The Venezuelan government had said it wanted to embalm his body “for eternity,” in much the same way as Lenin and Stalin and Chinese leader Mao Zedong.
“We are in the middle of the process, it’s complicated. Russian and German scientists have arrived to embalm Chavez and they tell us it’s very difficult because the process should have started earlier. Maybe we can’t do it,” President Maduro said in televised comments on Wednesday.
The scientists may have started the process too late; an announcement will be made later this week as to whether the team will be able to immortalize the late Chavez.
A state funeral was held last week for the controversial late leader, during which world leaders and celebrities paid their respects. However, the largest outpouring of emotion by far has come from Chavez’s millions of poor supporters in Venezuela, many of whom viewed him with a kind of religious awe.
This collective mood was summed up by President Maduro when he addressed a crowd at the opening of the Book Fair of Venezuela in Caracas: “More than your physical body, we have the commander in eternal memory, especially this generation who heard it, touched it, saw him.

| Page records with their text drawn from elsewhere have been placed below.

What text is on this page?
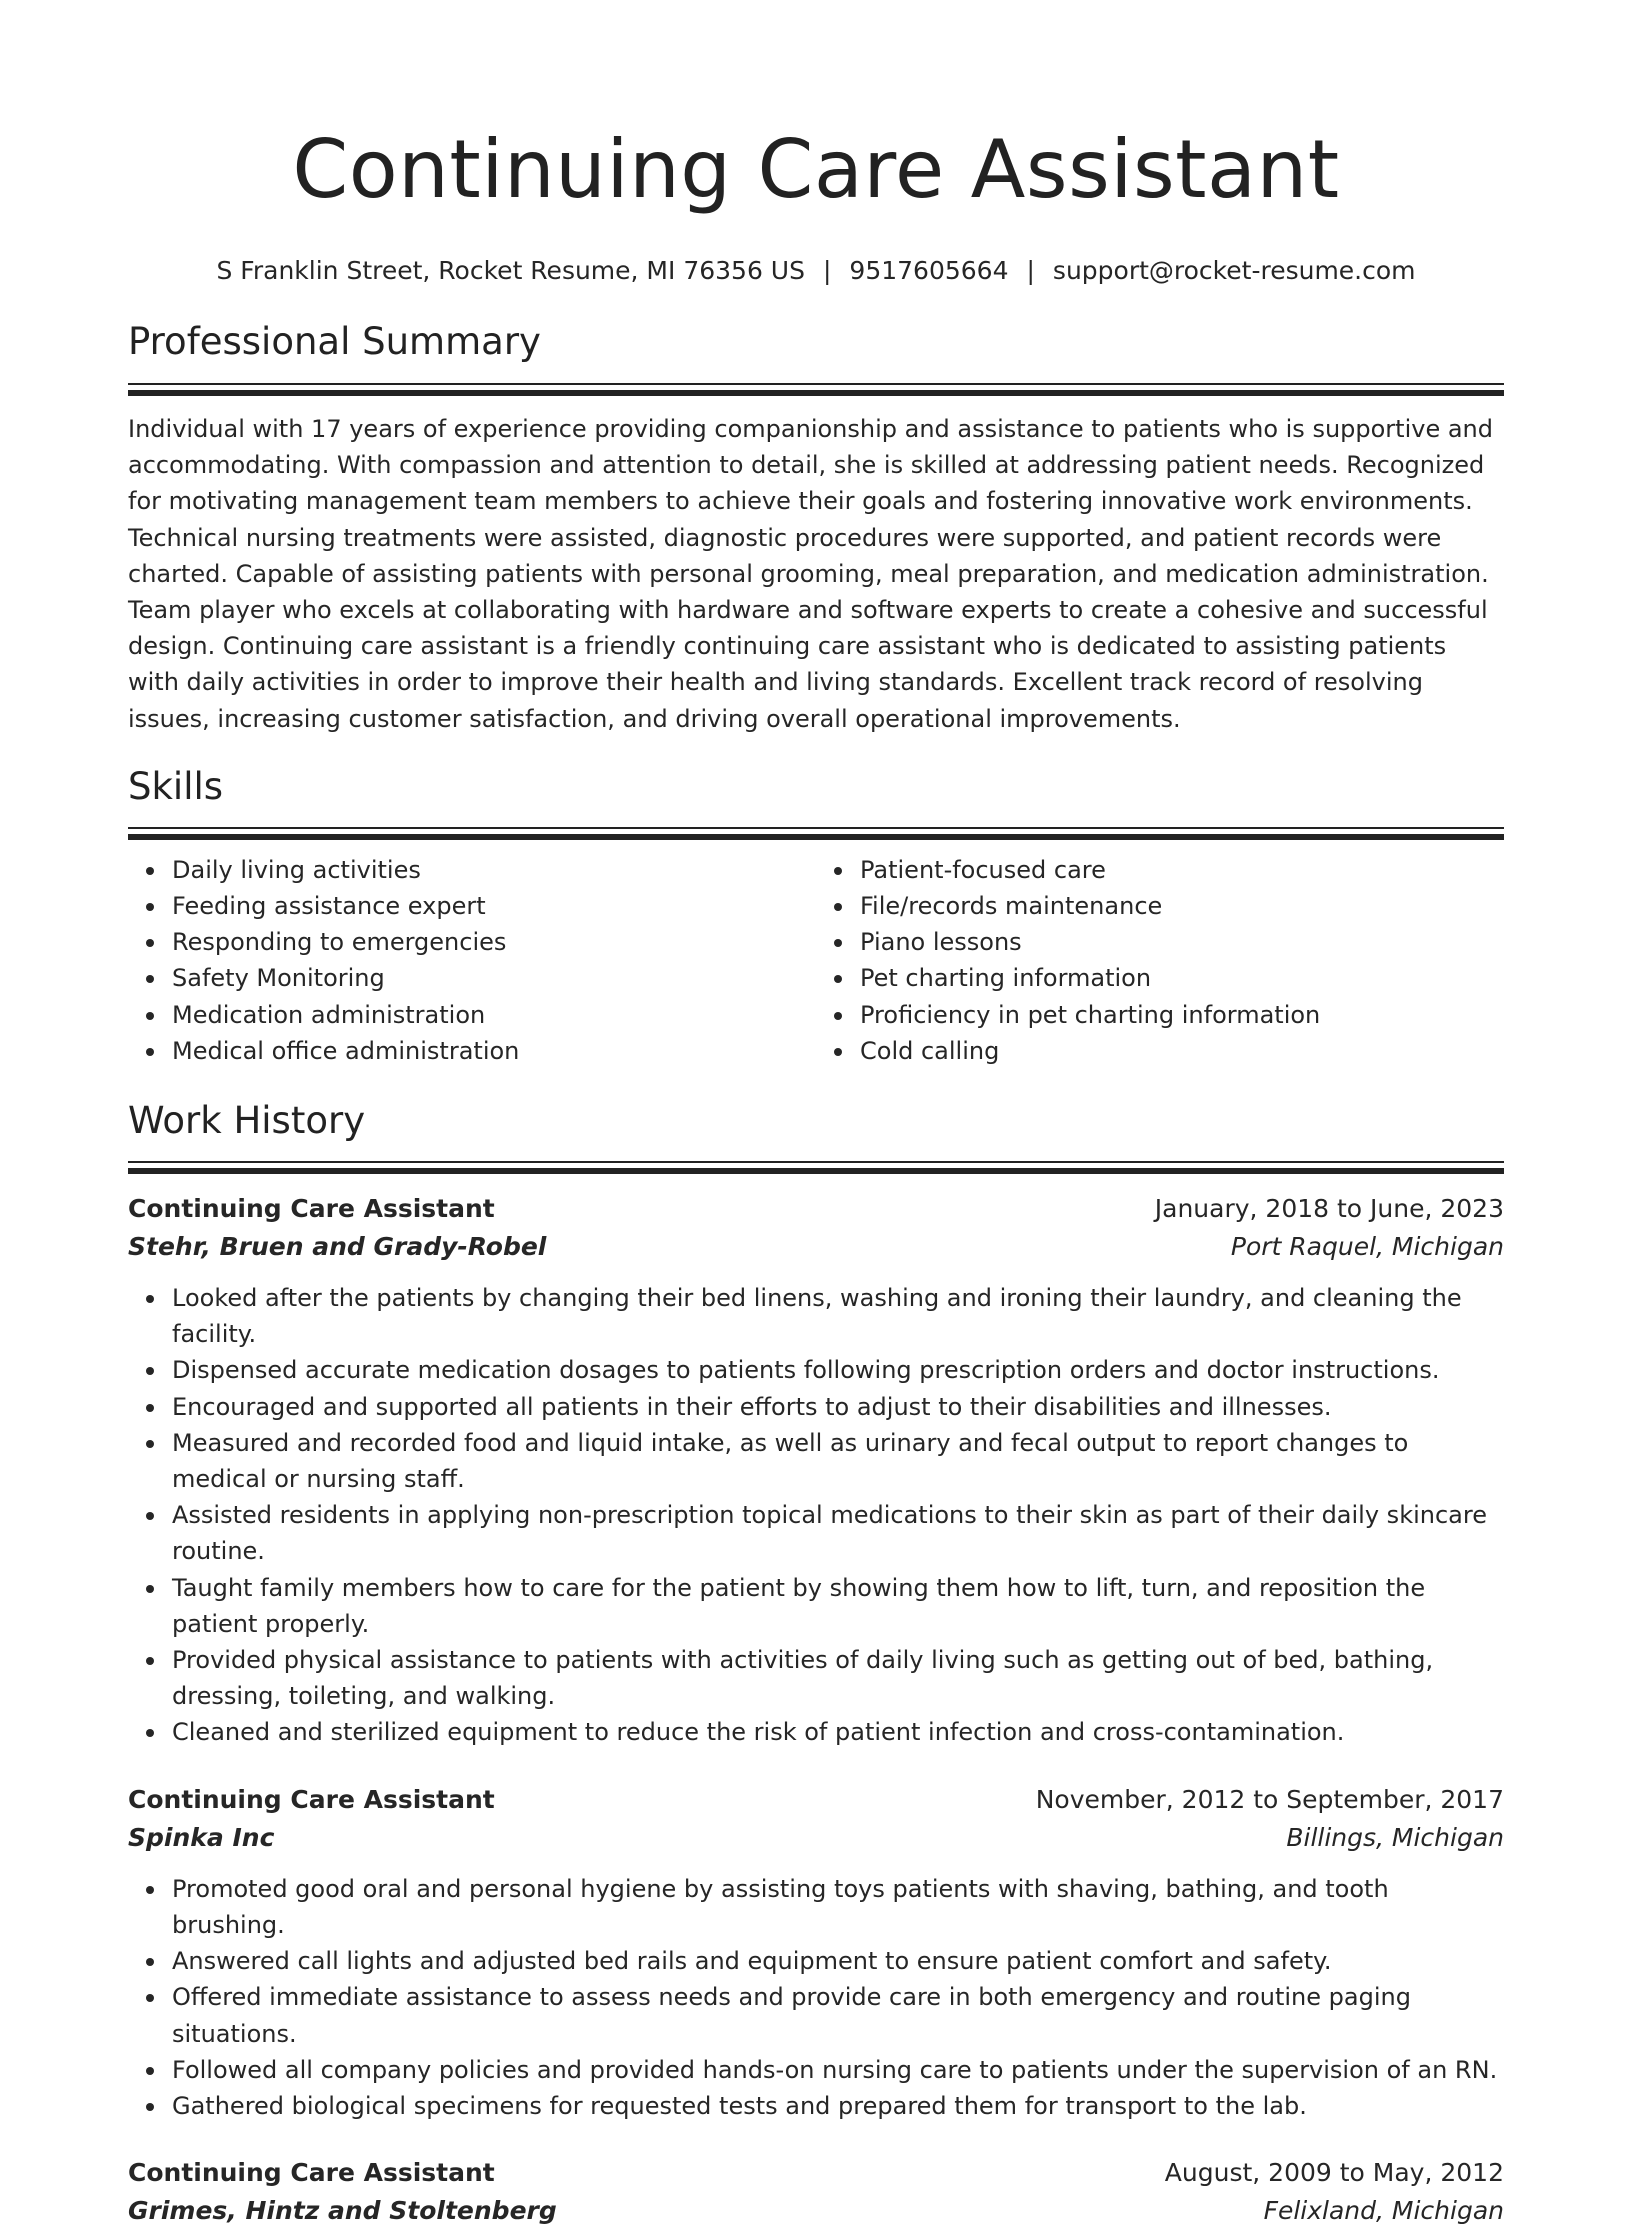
Continuing Care Assistant
S Franklin Street, Rocket Resume, MI 76356 US | 9517605664 | support@rocket-resume.com
Professional Summary

Individual with 17 years of experience providing companionship and assistance to patients who is supportive and accommodating. With compassion and attention to detail, she is skilled at addressing patient needs. Recognized for motivating management team members to achieve their goals and fostering innovative work environments. Technical nursing treatments were assisted, diagnostic procedures were supported, and patient records were charted. Capable of assisting patients with personal grooming, meal preparation, and medication administration. Team player who excels at collaborating with hardware and software experts to create a cohesive and successful design. Continuing care assistant is a friendly continuing care assistant who is dedicated to assisting patients with daily activities in order to improve their health and living standards. Excellent track record of resolving issues, increasing customer satisfaction, and driving overall operational improvements.

Skills
Daily living activities
Feeding assistance expert
Responding to emergencies
Safety Monitoring
Medication administration
Medical office administration
Patient-focused care
File/records maintenance
Piano lessons
Pet charting information
Proficiency in pet charting information
Cold calling
Work History
Continuing Care Assistant	January, 2018 to June, 2023
Stehr, Bruen and Grady-Robel	Port Raquel, Michigan
Looked after the patients by changing their bed linens, washing and ironing their laundry, and cleaning the facility.
Dispensed accurate medication dosages to patients following prescription orders and doctor instructions.
Encouraged and supported all patients in their efforts to adjust to their disabilities and illnesses.
Measured and recorded food and liquid intake, as well as urinary and fecal output to report changes to medical or nursing staff.
Assisted residents in applying non-prescription topical medications to their skin as part of their daily skincare routine.
Taught family members how to care for the patient by showing them how to lift, turn, and reposition the patient properly.
Provided physical assistance to patients with activities of daily living such as getting out of bed, bathing, dressing, toileting, and walking.
Cleaned and sterilized equipment to reduce the risk of patient infection and cross-contamination.
Continuing Care Assistant	November, 2012 to September, 2017
Spinka Inc	Billings, Michigan
Promoted good oral and personal hygiene by assisting toys patients with shaving, bathing, and tooth brushing.
Answered call lights and adjusted bed rails and equipment to ensure patient comfort and safety.
Offered immediate assistance to assess needs and provide care in both emergency and routine paging situations.
Followed all company policies and provided hands-on nursing care to patients under the supervision of an RN.
Gathered biological specimens for requested tests and prepared them for transport to the lab.
Continuing Care Assistant	August, 2009 to May, 2012
Grimes, Hintz and Stoltenberg	Felixland, Michigan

We have to keep alive his image, his voice, his thinking.”
Maduro and his supporters from the United Socialist Party of Venezuela sang along to a recording of Chavez belting out the national anthem.
“I am not Chavez, but I am his son. And all together, the people, we are Chavez,” Maduro said.
A presidential election has been scheduled in Venezuela for April 14, and Maduro filed papers last Monday to officially run for president.
Though Maduro belongs to Chavez’s political party, opposition candidate Henrique Capriles Radonski, 40, will be a strong opponent. “My fight is not to be president. My fight is for Venezuela to move forward,” Capriles said Sunday night.
Capriles ran against Chavez in last October’s election and lost, but it was the fiercest challenge to the former president’s rule during his 14 years in power.